The magnetic field distributions of two supermodes at 1,550 nm for the TM-polarized wave in the proposed directional coupler, one odd supermode (a) and one even supermode (b). In addition c and d are the magnetic field distributions for the TE-polarized wave

Fig. 5

Energy transfer between two waveguides for the proposed coupler

Figure 6 shows the spectra of normalized output power at the left waveguide and the right waveguide, for TE- and TM-polarized input excitations at the left waveguide with a waveguide length of L = 5 μm. The extinction ratios, defined as the power ratio between the undesired and the desired polarized states in each output waveguide, are ER_TE = −27 dB for the left waveguide and ER_TM = −56 dB for the right waveguide at λ = 1,550 nm, respectively. In addition, the wavelength ranges where the extinction ratios below −20 dB are from 1,500 to 1,600 nm for TM-polarized state.
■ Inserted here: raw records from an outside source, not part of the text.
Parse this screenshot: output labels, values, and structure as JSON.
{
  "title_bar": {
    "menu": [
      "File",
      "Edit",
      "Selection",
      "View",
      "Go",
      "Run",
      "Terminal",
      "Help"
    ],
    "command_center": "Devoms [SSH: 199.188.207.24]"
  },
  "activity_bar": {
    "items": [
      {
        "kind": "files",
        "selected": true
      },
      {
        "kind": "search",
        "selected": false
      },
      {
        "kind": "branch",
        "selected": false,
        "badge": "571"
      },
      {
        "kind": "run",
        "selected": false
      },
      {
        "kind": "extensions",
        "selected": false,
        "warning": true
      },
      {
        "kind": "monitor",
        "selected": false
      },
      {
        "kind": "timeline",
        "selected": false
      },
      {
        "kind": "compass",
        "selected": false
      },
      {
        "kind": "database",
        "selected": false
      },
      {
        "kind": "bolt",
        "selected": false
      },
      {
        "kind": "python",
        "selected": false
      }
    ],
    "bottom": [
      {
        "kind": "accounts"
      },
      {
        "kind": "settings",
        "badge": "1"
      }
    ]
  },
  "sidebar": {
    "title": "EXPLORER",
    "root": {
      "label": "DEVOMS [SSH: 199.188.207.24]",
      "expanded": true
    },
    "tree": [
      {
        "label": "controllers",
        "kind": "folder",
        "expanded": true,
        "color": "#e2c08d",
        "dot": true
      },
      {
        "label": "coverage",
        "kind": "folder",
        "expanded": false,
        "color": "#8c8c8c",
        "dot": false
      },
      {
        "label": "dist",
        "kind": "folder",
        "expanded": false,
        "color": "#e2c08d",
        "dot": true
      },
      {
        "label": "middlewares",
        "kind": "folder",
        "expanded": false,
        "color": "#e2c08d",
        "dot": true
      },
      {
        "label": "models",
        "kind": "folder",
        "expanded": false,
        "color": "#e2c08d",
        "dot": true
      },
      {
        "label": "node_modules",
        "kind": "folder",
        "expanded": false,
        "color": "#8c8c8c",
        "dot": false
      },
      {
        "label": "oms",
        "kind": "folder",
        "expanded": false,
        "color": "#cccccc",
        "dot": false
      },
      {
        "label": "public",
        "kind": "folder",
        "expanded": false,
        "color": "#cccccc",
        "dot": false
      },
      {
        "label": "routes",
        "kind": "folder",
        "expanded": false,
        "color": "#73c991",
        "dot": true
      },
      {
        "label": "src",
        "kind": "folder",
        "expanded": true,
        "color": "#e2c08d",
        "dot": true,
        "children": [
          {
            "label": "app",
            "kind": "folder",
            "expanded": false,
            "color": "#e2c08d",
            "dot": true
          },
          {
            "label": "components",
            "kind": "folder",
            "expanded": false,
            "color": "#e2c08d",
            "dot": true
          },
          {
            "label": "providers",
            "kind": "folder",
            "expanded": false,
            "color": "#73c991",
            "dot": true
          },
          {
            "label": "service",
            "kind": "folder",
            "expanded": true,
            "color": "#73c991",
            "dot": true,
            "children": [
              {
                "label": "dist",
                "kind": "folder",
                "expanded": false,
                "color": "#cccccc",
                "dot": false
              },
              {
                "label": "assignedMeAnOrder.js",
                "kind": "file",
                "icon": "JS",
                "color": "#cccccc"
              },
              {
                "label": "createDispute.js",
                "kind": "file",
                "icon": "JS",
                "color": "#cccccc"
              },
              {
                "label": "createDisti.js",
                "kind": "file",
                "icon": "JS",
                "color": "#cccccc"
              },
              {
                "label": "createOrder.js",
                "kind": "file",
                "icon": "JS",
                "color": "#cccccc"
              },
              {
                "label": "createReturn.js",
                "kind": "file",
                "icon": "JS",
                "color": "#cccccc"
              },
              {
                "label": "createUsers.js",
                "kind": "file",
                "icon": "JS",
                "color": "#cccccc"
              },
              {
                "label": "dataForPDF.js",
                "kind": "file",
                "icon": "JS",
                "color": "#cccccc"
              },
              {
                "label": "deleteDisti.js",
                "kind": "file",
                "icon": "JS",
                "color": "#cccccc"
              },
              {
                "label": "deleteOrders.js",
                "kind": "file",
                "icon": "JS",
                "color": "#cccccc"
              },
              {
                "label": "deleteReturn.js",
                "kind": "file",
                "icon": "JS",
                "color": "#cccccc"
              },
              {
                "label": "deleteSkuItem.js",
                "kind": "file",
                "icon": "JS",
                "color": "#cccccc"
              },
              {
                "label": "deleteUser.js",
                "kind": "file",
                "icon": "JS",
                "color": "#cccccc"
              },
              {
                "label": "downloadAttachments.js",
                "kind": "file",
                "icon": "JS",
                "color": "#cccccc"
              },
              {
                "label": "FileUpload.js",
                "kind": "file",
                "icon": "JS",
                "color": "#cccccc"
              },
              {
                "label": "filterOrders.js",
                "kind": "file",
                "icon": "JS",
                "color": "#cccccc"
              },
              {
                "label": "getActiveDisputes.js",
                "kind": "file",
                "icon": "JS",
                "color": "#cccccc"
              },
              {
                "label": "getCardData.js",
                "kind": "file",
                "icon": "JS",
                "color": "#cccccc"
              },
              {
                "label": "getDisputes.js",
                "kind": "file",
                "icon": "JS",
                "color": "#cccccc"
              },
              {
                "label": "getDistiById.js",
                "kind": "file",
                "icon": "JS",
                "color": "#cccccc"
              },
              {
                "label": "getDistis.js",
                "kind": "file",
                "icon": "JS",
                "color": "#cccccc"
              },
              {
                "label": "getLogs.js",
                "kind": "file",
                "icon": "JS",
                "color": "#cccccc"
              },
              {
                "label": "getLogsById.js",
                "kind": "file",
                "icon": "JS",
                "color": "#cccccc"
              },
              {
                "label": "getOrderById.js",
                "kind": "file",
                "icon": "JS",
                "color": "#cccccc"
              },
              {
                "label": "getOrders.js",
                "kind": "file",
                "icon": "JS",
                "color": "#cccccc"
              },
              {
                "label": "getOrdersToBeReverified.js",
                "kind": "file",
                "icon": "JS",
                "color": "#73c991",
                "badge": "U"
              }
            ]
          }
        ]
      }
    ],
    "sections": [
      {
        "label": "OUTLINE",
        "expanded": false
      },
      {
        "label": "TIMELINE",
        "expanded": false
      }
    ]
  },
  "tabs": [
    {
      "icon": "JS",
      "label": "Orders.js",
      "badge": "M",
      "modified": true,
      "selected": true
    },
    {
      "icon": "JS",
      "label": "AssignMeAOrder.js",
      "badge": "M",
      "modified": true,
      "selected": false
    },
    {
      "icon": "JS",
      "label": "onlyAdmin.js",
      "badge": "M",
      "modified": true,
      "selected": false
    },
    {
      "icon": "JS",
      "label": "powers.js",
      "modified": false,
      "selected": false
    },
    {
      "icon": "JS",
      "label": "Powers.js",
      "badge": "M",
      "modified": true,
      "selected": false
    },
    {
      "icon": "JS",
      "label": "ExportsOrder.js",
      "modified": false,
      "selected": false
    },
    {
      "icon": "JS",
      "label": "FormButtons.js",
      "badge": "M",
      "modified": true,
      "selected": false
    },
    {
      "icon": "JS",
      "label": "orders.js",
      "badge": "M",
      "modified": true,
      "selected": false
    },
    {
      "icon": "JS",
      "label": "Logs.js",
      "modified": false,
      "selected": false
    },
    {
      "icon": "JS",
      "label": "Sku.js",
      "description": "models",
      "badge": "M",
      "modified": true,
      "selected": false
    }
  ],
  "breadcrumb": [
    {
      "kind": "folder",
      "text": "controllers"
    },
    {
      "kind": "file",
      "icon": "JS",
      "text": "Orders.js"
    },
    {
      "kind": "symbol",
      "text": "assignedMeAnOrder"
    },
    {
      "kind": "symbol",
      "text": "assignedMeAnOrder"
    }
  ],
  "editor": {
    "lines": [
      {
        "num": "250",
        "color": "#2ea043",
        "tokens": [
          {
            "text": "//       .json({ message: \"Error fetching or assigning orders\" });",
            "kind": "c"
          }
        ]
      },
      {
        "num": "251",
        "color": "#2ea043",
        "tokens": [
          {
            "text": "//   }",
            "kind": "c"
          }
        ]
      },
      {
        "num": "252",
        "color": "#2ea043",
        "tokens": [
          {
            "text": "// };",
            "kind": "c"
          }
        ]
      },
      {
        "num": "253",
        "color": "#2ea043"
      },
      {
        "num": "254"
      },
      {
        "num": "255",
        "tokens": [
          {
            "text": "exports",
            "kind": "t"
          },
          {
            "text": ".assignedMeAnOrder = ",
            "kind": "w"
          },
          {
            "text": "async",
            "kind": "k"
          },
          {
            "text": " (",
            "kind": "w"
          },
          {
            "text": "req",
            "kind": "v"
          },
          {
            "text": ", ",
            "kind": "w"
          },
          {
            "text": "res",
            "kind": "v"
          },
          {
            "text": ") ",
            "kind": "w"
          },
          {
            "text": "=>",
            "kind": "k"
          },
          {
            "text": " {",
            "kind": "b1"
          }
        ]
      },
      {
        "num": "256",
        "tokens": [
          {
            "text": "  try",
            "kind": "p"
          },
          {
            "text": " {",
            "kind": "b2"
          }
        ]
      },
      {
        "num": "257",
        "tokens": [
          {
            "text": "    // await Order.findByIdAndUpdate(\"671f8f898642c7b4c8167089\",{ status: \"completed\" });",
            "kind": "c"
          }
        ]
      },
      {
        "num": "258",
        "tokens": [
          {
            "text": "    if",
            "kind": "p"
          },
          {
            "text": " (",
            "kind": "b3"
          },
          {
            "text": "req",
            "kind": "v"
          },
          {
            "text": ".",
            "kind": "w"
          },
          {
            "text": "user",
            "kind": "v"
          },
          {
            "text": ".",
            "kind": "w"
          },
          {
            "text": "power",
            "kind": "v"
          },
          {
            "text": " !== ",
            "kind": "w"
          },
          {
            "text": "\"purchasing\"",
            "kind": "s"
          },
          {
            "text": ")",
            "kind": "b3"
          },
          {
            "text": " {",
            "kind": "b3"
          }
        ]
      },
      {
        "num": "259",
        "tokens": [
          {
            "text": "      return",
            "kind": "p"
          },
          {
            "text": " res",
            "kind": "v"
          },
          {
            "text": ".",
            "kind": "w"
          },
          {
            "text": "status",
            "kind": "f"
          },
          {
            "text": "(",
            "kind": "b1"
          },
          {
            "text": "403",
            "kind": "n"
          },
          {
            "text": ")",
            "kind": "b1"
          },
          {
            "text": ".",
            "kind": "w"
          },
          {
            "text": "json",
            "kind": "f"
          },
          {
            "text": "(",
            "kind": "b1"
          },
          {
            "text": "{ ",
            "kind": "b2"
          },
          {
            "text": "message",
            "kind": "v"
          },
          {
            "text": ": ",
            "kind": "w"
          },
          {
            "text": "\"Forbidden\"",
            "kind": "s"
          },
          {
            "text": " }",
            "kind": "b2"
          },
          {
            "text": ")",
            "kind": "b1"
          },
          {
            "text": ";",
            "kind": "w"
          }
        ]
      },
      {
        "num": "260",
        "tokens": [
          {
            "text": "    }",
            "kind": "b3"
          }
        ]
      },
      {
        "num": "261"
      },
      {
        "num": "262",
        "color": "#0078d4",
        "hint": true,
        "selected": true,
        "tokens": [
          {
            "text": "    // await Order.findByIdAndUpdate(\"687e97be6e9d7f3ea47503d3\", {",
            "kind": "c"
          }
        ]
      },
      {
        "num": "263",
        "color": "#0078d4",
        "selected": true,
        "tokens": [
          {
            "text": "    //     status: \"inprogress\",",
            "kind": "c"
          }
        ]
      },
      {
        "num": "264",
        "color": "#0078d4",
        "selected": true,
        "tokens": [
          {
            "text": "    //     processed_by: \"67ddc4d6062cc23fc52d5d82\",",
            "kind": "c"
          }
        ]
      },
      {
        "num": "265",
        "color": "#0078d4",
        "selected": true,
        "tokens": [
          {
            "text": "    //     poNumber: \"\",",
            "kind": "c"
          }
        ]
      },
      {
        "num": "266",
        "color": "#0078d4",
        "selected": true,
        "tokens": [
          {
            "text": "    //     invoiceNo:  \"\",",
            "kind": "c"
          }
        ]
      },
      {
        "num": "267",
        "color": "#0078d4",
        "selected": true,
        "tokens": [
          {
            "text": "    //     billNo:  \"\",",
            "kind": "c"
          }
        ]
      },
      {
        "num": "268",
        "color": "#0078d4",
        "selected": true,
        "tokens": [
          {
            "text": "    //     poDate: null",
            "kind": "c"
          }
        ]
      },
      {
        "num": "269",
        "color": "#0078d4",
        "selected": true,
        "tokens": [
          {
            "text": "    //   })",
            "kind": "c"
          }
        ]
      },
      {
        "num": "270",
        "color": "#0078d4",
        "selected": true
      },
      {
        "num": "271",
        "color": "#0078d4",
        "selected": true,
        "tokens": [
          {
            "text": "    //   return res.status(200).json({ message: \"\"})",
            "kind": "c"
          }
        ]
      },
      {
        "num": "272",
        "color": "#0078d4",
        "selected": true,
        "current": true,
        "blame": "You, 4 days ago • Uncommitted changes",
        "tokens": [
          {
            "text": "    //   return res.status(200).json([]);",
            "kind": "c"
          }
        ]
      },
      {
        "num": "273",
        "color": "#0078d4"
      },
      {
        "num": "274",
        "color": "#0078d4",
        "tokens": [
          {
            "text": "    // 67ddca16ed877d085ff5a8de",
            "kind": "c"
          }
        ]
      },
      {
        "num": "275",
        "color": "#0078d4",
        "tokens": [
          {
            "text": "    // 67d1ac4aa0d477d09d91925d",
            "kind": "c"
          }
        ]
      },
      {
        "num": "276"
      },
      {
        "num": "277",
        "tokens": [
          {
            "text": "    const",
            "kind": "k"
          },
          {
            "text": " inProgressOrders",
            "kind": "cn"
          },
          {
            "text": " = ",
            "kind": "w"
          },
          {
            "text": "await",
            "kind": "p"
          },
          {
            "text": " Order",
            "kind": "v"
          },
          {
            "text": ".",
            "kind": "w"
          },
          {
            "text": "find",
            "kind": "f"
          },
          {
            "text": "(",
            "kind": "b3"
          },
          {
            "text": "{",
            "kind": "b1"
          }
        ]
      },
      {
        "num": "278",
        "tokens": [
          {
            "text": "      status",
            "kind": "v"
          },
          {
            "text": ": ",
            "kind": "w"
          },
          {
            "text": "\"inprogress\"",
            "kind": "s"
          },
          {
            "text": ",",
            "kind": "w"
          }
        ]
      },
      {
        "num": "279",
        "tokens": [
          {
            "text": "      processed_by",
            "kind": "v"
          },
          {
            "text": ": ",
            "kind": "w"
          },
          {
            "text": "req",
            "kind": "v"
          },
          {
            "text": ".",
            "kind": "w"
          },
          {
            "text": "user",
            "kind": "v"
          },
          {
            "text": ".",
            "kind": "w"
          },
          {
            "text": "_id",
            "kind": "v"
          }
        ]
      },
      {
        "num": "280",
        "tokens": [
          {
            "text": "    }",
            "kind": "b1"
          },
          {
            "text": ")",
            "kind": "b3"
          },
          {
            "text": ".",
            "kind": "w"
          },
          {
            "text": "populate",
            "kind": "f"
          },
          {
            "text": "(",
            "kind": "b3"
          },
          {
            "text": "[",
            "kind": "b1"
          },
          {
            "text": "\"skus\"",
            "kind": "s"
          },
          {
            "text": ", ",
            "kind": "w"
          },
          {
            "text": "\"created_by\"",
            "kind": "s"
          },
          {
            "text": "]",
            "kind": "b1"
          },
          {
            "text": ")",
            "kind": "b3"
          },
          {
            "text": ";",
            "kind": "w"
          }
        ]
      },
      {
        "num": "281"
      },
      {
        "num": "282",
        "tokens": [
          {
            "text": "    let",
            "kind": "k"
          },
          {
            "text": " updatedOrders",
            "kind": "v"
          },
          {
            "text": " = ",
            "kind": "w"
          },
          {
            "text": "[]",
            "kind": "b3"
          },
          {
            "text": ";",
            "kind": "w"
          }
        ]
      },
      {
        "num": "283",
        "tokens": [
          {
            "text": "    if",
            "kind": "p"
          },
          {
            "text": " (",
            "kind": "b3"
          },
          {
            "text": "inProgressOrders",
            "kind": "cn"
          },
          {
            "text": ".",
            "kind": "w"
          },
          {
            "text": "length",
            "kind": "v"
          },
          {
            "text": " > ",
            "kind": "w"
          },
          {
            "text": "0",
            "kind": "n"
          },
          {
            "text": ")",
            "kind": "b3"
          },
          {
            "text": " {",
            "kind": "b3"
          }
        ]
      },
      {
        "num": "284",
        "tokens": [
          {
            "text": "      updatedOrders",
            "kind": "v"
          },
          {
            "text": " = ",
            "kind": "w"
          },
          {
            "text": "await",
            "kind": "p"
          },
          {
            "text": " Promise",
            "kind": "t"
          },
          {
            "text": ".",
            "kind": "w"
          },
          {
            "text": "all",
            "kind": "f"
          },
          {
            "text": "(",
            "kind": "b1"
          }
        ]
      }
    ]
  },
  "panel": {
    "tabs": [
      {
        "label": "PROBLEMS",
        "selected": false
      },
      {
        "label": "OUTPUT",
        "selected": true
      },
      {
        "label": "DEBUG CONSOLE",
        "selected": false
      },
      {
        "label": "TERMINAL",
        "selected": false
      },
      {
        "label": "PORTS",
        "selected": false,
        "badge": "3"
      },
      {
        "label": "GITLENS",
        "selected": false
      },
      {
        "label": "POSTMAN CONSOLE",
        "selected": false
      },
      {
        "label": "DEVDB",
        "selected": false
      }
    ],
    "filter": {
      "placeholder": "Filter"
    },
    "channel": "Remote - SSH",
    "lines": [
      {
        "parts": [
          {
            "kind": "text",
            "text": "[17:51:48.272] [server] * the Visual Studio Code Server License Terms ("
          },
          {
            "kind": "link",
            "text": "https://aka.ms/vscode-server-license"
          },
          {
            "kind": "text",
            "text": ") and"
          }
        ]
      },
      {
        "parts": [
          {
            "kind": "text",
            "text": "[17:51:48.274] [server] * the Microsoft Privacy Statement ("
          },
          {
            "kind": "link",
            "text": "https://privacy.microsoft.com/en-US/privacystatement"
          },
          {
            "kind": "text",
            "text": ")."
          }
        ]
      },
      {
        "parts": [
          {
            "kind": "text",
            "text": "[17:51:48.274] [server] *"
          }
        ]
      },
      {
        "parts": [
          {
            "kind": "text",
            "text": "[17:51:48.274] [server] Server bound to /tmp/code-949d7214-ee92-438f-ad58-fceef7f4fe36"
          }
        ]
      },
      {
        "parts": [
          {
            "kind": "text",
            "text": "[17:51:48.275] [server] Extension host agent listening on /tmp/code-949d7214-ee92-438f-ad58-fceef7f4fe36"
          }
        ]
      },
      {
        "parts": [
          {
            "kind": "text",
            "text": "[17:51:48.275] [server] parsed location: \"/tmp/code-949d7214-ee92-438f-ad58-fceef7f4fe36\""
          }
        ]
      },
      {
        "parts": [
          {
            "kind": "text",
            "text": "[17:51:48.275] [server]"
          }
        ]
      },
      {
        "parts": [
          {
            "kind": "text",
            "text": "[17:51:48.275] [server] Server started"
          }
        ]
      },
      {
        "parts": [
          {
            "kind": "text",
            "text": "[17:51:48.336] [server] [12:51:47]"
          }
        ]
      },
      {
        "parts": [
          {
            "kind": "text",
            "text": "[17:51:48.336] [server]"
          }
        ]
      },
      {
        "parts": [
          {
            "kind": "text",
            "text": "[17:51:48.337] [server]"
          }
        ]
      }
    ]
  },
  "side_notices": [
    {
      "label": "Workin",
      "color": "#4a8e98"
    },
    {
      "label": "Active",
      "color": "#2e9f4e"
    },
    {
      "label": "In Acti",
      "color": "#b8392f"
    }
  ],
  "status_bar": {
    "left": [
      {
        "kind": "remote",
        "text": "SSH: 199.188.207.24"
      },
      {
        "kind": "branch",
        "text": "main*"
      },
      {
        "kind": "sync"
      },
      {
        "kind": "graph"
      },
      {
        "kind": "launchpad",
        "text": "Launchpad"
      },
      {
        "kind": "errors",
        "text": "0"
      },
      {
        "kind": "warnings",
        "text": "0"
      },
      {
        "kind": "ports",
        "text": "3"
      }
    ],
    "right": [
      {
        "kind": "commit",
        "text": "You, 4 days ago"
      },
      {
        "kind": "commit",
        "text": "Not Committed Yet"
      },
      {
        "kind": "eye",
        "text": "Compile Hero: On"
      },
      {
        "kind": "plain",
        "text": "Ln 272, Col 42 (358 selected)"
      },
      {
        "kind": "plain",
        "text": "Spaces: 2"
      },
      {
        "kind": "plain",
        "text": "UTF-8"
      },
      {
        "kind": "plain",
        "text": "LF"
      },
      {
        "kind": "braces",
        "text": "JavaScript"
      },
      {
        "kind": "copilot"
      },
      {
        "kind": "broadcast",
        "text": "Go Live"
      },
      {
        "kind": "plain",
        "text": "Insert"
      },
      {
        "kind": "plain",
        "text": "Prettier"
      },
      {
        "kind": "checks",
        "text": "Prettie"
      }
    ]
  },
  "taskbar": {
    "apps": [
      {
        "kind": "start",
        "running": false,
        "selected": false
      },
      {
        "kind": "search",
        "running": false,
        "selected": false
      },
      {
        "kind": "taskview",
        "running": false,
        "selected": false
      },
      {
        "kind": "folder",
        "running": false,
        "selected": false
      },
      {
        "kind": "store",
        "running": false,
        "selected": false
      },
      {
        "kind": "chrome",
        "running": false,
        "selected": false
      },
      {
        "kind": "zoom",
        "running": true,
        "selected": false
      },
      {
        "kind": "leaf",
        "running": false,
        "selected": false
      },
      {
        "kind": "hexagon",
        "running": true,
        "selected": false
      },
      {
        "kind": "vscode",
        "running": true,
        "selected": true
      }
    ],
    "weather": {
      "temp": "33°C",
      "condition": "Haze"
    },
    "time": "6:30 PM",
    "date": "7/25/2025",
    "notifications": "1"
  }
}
Therefore, the extinction ratios remain below −20 dB over a 100 nm wavelength range for both of polarizations.

Fig. 6

The wavelength dependence of extinction ratios for the proposed polarization splitter

3 Conclusion

In conclusion, an ultracompact PBS based on an asymmetrical DC with a horizontally slotted waveguide and a hybrid plasmonic waveguide has been proposed. The introduction of the metal clad waveguide resulted in a large effective index difference between TE-polarized modes, which contributes to the realization of the ultrasmall PBS.